Keeping a Sense of Commitment

Among the seven graduates that TIME profiled in its cover story on the class of '68 18 years ago were Vernon Ford of Northwestern, Liz Stevens of Wheaton College in Norton, Mass., and David Shapiro of Columbia. To see how they have maintained their sense of social commitment while coping with the pressures of family and career at mid-life, TIME Correspondents Elizabeth Taylor and Cathy Booth sought out the three Baby Boomers. Their report:

Rebuilding a Neighborhood

Vernon Ford went to Northwestern in 1964 to study and play basketball and became a black-power militant. Today Ford, 39, is living in the west-side Chicago neighborhood where he grew up. A nattily dressed real estate developer, he has a big house and two cars, one of them a BMW. But he has also kept the vow he made in college: to use his education as a lever to help other black people.

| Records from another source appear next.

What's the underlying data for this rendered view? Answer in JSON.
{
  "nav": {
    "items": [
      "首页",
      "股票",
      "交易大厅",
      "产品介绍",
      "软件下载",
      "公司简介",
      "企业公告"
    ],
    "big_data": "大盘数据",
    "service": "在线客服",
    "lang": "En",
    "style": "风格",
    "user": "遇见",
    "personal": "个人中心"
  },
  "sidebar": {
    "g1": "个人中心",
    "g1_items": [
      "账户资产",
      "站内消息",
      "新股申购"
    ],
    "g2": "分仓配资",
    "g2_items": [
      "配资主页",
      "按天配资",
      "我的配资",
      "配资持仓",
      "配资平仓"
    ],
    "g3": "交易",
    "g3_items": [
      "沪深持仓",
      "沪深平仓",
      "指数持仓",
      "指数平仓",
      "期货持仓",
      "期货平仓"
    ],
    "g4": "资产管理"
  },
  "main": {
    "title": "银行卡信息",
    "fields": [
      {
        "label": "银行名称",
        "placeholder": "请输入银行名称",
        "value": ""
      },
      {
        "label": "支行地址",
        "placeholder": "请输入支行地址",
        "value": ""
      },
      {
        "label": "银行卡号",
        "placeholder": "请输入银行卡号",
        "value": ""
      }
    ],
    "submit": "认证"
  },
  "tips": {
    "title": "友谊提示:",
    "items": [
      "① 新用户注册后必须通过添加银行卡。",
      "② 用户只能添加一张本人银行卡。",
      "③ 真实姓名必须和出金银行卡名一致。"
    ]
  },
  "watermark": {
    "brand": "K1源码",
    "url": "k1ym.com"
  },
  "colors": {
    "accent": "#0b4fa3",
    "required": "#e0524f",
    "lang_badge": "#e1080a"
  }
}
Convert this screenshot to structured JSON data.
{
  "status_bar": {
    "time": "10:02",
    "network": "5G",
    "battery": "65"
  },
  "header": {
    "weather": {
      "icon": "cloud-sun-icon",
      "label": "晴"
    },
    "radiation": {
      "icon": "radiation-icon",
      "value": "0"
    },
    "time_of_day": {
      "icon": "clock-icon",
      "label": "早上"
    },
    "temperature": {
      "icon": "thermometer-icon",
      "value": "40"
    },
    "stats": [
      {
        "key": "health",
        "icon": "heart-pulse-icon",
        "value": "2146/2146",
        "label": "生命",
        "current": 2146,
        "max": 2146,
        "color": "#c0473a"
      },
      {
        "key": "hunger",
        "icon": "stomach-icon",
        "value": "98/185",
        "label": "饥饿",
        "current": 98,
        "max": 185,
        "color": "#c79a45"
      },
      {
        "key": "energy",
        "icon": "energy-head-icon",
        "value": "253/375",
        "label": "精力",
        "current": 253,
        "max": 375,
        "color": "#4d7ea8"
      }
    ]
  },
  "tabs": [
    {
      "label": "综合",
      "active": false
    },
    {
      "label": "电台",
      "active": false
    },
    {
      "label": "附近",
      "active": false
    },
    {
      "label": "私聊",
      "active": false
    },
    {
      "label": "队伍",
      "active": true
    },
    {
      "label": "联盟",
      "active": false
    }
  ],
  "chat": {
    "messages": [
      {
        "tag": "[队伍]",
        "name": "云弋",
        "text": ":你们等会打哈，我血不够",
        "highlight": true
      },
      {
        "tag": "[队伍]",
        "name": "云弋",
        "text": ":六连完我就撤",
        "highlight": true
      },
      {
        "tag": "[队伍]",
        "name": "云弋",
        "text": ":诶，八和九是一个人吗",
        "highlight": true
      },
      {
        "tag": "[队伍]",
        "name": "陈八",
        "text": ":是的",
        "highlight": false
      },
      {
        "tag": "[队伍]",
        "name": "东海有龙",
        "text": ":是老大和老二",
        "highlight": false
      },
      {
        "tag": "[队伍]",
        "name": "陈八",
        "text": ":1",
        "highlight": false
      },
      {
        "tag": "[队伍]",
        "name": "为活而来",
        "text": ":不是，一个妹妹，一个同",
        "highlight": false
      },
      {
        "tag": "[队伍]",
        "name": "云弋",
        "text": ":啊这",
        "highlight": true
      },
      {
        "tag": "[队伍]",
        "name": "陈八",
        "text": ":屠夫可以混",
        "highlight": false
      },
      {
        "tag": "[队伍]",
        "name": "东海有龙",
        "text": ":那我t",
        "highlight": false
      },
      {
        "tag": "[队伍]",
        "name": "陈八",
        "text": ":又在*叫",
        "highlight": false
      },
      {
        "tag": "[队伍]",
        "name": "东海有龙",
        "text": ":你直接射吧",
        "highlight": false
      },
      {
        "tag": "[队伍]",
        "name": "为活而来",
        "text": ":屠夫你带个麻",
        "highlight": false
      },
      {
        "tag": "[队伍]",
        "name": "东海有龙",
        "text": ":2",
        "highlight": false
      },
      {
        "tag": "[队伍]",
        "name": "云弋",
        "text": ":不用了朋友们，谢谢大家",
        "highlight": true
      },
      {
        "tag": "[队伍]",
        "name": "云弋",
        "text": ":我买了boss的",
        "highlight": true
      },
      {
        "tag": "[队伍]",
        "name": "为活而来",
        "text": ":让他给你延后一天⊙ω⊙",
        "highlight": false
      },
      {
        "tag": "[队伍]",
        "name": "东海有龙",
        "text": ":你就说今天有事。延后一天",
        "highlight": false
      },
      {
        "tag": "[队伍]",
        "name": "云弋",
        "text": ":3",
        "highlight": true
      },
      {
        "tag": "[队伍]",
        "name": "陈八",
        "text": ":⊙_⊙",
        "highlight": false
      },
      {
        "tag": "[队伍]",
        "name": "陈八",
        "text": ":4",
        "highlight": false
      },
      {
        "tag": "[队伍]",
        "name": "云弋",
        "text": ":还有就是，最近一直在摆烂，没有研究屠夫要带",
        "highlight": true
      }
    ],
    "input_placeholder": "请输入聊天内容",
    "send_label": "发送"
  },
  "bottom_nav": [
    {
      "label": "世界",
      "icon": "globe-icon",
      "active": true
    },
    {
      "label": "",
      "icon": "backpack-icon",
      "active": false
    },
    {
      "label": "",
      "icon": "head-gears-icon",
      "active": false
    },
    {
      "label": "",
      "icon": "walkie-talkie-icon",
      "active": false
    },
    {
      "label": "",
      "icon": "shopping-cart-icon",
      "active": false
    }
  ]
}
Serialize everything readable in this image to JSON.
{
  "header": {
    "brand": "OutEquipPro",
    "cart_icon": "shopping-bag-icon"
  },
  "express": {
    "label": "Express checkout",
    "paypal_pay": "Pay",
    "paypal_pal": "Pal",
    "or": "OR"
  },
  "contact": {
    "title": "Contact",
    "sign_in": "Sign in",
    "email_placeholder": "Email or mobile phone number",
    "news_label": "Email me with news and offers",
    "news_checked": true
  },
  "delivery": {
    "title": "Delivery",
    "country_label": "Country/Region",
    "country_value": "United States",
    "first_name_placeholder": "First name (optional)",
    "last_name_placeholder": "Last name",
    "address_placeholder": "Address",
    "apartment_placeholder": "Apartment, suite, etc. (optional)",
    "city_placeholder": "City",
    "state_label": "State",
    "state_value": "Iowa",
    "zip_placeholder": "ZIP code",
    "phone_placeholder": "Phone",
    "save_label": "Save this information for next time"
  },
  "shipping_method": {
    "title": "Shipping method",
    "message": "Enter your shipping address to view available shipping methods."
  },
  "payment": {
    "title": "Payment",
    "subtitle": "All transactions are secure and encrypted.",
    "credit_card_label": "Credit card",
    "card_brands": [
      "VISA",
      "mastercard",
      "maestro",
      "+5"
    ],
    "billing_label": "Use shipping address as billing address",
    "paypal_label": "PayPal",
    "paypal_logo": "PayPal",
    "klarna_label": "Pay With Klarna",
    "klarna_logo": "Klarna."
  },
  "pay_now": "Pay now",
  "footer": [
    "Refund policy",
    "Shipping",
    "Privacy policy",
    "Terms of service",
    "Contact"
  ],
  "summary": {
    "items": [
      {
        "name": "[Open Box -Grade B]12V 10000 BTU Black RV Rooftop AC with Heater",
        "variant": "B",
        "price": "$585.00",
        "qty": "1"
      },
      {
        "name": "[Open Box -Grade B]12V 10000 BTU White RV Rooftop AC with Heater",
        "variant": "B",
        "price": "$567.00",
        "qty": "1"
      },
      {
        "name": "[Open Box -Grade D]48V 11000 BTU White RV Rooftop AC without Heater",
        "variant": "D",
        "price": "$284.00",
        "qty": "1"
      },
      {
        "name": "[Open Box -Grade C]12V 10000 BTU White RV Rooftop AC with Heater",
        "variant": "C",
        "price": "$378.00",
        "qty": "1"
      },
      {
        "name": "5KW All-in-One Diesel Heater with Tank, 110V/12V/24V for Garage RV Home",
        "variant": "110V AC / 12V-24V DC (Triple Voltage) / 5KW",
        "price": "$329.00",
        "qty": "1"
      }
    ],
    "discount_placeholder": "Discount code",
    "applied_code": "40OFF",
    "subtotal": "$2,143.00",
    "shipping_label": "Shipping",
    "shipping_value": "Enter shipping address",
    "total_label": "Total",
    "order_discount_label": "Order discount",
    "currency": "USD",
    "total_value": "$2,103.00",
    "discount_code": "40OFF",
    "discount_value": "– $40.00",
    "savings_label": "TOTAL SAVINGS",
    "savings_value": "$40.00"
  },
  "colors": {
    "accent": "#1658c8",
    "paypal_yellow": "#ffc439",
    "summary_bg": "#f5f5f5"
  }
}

Taking an M.A. in sociology from Northwestern in 1970, Ford went west to law school at the University of California, Berkeley, because "I needed more credentials and equipment." After nearly three years of providing legal aid to welfare clients back in Chicago, he quit, frustrated by the low pay and disillusioned with the possibilities for creating change through the federal courts. He decided to go into real estate instead.

In 1976 he bought a run-down building that had been occupied by squatters and fixed it up. Soon he was buying and renovating other undervalued houses as well. His neighbors were suspicious at first that he aimed to gentrify the neighborhood by selling to well-to-do whites, but in fact his customers have all been black families. "The real restriction of being black middle class," Ford says, "is that nobody has a place for you." By providing affordable housing, Ford has, in a literal way, given them a place. "We came from a protest generation," he says. "We didn't know how to get mortgages. What I thought we could do collectively, I did by myself."

Kitchen Table Activism

Liz Stevens, 38, owns a roomy turn-of-the-century house in Providence that Ozzie and Harriet could have lived in. The only telltale sign of Stevens' activism is a 1979 Volkswagen Rabbit parked outside and plastered with bumper stickers like I'M PRO CHOICE . . . AND I VOTE. "I kid my friends that putting a bumper sticker on a car is the big political act of the '80s," Stevens laughs. She has maintained her sense of humor and the sense of commitment that led her, as a senior at fashionable all-women Wheaton, to tutor poor black children in a Boston ghetto.